Ce qui peut être signalé
Les motifs légitimes de signalement sont nombreux :
- Non-paiement ou calcul erroné des heures supplémentaires
- Non-respect des durées maximales de travail (11h de repos quotidien, 35h hebdomadaires en moyenne sur 12 semaines)
- Absence de registre du personnel ou de document unique d'évaluation des risques
- Harcèlement moral ou sexuel non traité par l'employeur
- Conditions de travail dangereuses
- Travail dissimulé (salariés non déclarés)
- Non-respect des règles relatives aux représentants du personnel
La protection contre les représailles
Le Code du travail interdit explicitement à l'employeur de sanctionner, licencier ou discriminer un salarié pour avoir saisi l'inspection du travail. Tout licenciement intervenant dans ce contexte est présumé nul — ce qui signifie que vous pouvez demander votre réintégration ou une indemnité renforcée devant le conseil de prud'hommes.
Cette protection est réelle. Elle est aussi conditionnelle : encore faut-il pouvoir établir le lien entre le signalement et la mesure de rétorsion, et avoir les moyens — temps, énergie, argent — de mener la procédure.
Comment signaler de façon protégée
Par voie postale ou électronique, en vous adressant à l'unité départementale de la DREETS dont dépend votre entreprise. Vous pouvez demander la confidentialité de votre identité — l'inspecteur n'est pas tenu de vous révéler, mais un contrôle ciblé peut parfois vous identifier indirectement.
Via le formulaire en ligne sur travail-emploi.gouv.fr, rubrique "Saisir l'inspection du travail".
En passant par vos représentants du personnel — délégués syndicaux, membres du CSE — qui peuvent saisir l'inspection en votre nom sans exposer votre identité directement.

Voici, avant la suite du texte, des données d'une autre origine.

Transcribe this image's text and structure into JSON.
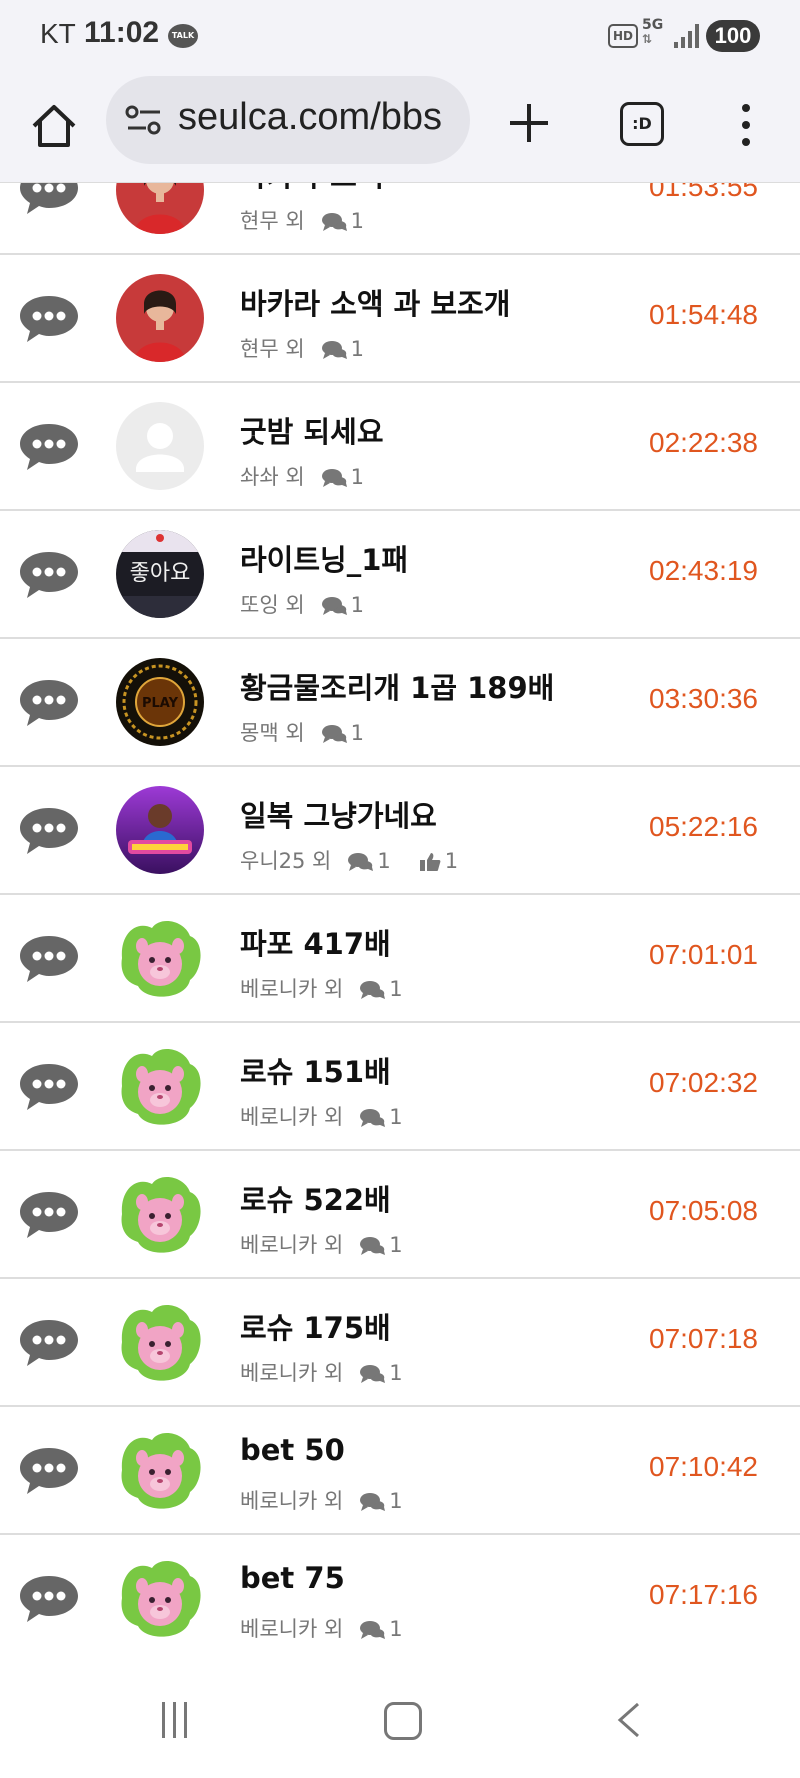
{
  "status_bar": {
    "carrier": "KT",
    "time": "11:02",
    "talk_badge": "TALK",
    "hd": "HD",
    "network": "5G",
    "battery": "100"
  },
  "browser": {
    "url": "seulca.com/bbs",
    "tabs_label": ":D"
  },
  "rows": [
    {
      "title": "바카라 소액",
      "author": "현무 외",
      "comments": "1",
      "time": "01:53:55",
      "avatar": "woman-red"
    },
    {
      "title": "바카라 소액 과 보조개",
      "author": "현무 외",
      "comments": "1",
      "time": "01:54:48",
      "avatar": "woman-red"
    },
    {
      "title": "굿밤 되세요",
      "author": "솨솨 외",
      "comments": "1",
      "time": "02:22:38",
      "avatar": "default"
    },
    {
      "title": "라이트닝_1패",
      "author": "또잉 외",
      "comments": "1",
      "time": "02:43:19",
      "avatar": "sign"
    },
    {
      "title": "황금물조리개 1곱 189배",
      "author": "몽맥 외",
      "comments": "1",
      "time": "03:30:36",
      "avatar": "play"
    },
    {
      "title": "일복 그냥가네요",
      "author": "우니25 외",
      "comments": "1",
      "likes": "1",
      "time": "05:22:16",
      "avatar": "game"
    },
    {
      "title": "파포 417배",
      "author": "베로니카 외",
      "comments": "1",
      "time": "07:01:01",
      "avatar": "pink"
    },
    {
      "title": "로슈 151배",
      "author": "베로니카 외",
      "comments": "1",
      "time": "07:02:32",
      "avatar": "pink"
    },
    {
      "title": "로슈 522배",
      "author": "베로니카 외",
      "comments": "1",
      "time": "07:05:08",
      "avatar": "pink"
    },
    {
      "title": "로슈 175배",
      "author": "베로니카 외",
      "comments": "1",
      "time": "07:07:18",
      "avatar": "pink"
    },
    {
      "title": "bet 50",
      "author": "베로니카 외",
      "comments": "1",
      "time": "07:10:42",
      "avatar": "pink"
    },
    {
      "title": "bet 75",
      "author": "베로니카 외",
      "comments": "1",
      "time": "07:17:16",
      "avatar": "pink"
    }
  ],
  "sign_text": "좋아요",
  "play_text": "PLAY",
  "colors": {
    "time": "#e0561f",
    "bubble": "#666666",
    "meta": "#777777"
  }
}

Avant de signaler : quelques réflexions pratiques
Documentez tout avant de contacter l'inspection. Emails, plannings, bulletins de paie, échanges écrits. Un signalement bien documenté est traité plus sérieusement et plus rapidement.
Parlez à un conseiller du salarié ou à un syndicat avant d'agir si la situation est complexe. Ces interlocuteurs sont gratuits et confidentiels.

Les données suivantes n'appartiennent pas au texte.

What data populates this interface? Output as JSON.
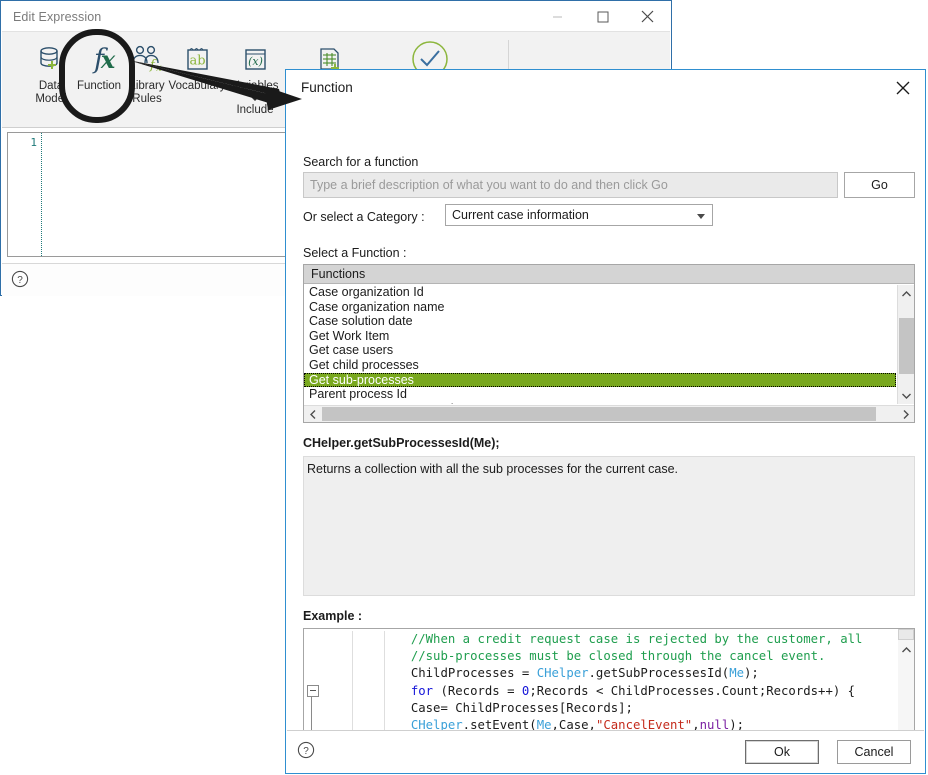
{
  "edit_expression_window": {
    "title": "Edit Expression",
    "window_buttons": [
      {
        "name": "minimize",
        "glyph": "minimize-icon"
      },
      {
        "name": "maximize",
        "glyph": "maximize-icon"
      },
      {
        "name": "close",
        "glyph": "close-icon"
      }
    ],
    "toolbar": {
      "items": [
        {
          "label_line1": "Data",
          "label_line2": "Model",
          "icon": "database-add-icon"
        },
        {
          "label_line1": "Function",
          "label_line2": "",
          "icon": "fx-icon"
        },
        {
          "label_line1": "Library",
          "label_line2": "Rules",
          "icon": "library-rules-icon"
        },
        {
          "label_line1": "Vocabulary",
          "label_line2": "",
          "icon": "ab-vocabulary-icon"
        },
        {
          "label_line1": "Variables",
          "label_line2": "",
          "icon": "variables-x-icon"
        },
        {
          "label_line1": "Include",
          "label_line2": "",
          "icon": "table-add-icon"
        }
      ],
      "validate_icon": "check-circle-icon",
      "clipboard_icons": [
        {
          "name": "save-icon"
        },
        {
          "name": "cut-icon"
        },
        {
          "name": "copy-icon"
        },
        {
          "name": "paste-icon"
        }
      ]
    },
    "editor": {
      "line_numbers": [
        "1"
      ],
      "content": ""
    },
    "help_icon": "help-circle-icon"
  },
  "function_dialog": {
    "title": "Function",
    "close_icon": "close-icon",
    "search": {
      "label": "Search for a function",
      "value": "",
      "placeholder": "Type a brief description of what you want to do and then click Go",
      "go_label": "Go"
    },
    "category": {
      "label": "Or select a Category :",
      "selected": "Current case information",
      "dropdown_icon": "chevron-down-icon"
    },
    "function_list": {
      "label": "Select a Function :",
      "header": "Functions",
      "selected_index": 6,
      "items": [
        "Case organization Id",
        "Case organization name",
        "Case solution date",
        "Get Work Item",
        "Get case users",
        "Get child processes",
        "Get sub-processes",
        "Parent process Id",
        "Parent process case number"
      ],
      "scroll_up_icon": "chevron-up-icon",
      "scroll_down_icon": "chevron-down-icon",
      "scroll_left_icon": "chevron-left-icon",
      "scroll_right_icon": "chevron-right-icon"
    },
    "signature": "CHelper.getSubProcessesId(Me);",
    "description": "Returns a collection with all the sub processes for the current case.",
    "example": {
      "label": "Example :",
      "lines": [
        [
          {
            "t": "            ",
            "c": "c-pln"
          },
          {
            "t": "//When a credit request case is rejected by the customer, all",
            "c": "c-cmt"
          }
        ],
        [
          {
            "t": "            ",
            "c": "c-pln"
          },
          {
            "t": "//sub-processes must be closed through the cancel event.",
            "c": "c-cmt"
          }
        ],
        [
          {
            "t": "            ChildProcesses = ",
            "c": "c-pln"
          },
          {
            "t": "CHelper",
            "c": "c-type"
          },
          {
            "t": ".getSubProcessesId(",
            "c": "c-pln"
          },
          {
            "t": "Me",
            "c": "c-type"
          },
          {
            "t": ");",
            "c": "c-pln"
          }
        ],
        [
          {
            "t": "            ",
            "c": "c-pln"
          },
          {
            "t": "for",
            "c": "c-kw"
          },
          {
            "t": " (Records = ",
            "c": "c-pln"
          },
          {
            "t": "0",
            "c": "c-num"
          },
          {
            "t": ";Records < ChildProcesses.Count;Records++) {",
            "c": "c-pln"
          }
        ],
        [
          {
            "t": "            Case= ChildProcesses[Records];",
            "c": "c-pln"
          }
        ],
        [
          {
            "t": "            ",
            "c": "c-pln"
          },
          {
            "t": "CHelper",
            "c": "c-type"
          },
          {
            "t": ".setEvent(",
            "c": "c-pln"
          },
          {
            "t": "Me",
            "c": "c-type"
          },
          {
            "t": ",Case,",
            "c": "c-pln"
          },
          {
            "t": "\"CancelEvent\"",
            "c": "c-str"
          },
          {
            "t": ",",
            "c": "c-pln"
          },
          {
            "t": "null",
            "c": "c-pur"
          },
          {
            "t": ");",
            "c": "c-pln"
          }
        ]
      ],
      "fold_marker": "collapse-icon",
      "scroll_up_icon": "chevron-up-icon",
      "scroll_down_icon": "chevron-down-icon",
      "scroll_left_icon": "chevron-left-icon",
      "scroll_right_icon": "chevron-right-icon"
    },
    "footer": {
      "help_icon": "help-circle-icon",
      "ok_label": "Ok",
      "cancel_label": "Cancel"
    }
  },
  "annotations": {
    "highlight_shape": "rounded-ellipse-around-function-button",
    "arrow": "arrow-from-function-button-to-function-dialog"
  },
  "colors": {
    "selection_green": "#79a81e",
    "dialog_border_blue": "#2f8fd0",
    "window_border_blue": "#2f6fa8",
    "icon_green": "#8cb63c",
    "icon_blue": "#2c4f6b",
    "toolbar_bg": "#f2f2f2",
    "comment_green": "#1f9e4e",
    "keyword_blue": "#1414d8",
    "type_cyan": "#3aa0d8",
    "string_red": "#c42b1c",
    "purple_null": "#7a1fa2"
  }
}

Évaluez votre situation. Signaler est un acte courageux et légitime. Il peut aussi avoir des conséquences sur votre relation avec votre employeur, même sans représailles formelles. Ce calcul vous appartient — pas à ce guide.
Note finale : l'inspection du travail reçoit des milliers de signalements chaque année. Elle ne peut pas les traiter tous avec la même priorité. Les situations dangereuses, les infractions graves et les cas collectifs sont traités en premier. Si votre situation est moins urgente, le signalement peut mettre du temps à produire des effets — mais il s'additionne à d'autres signalements sur le même employeur et finit par peser.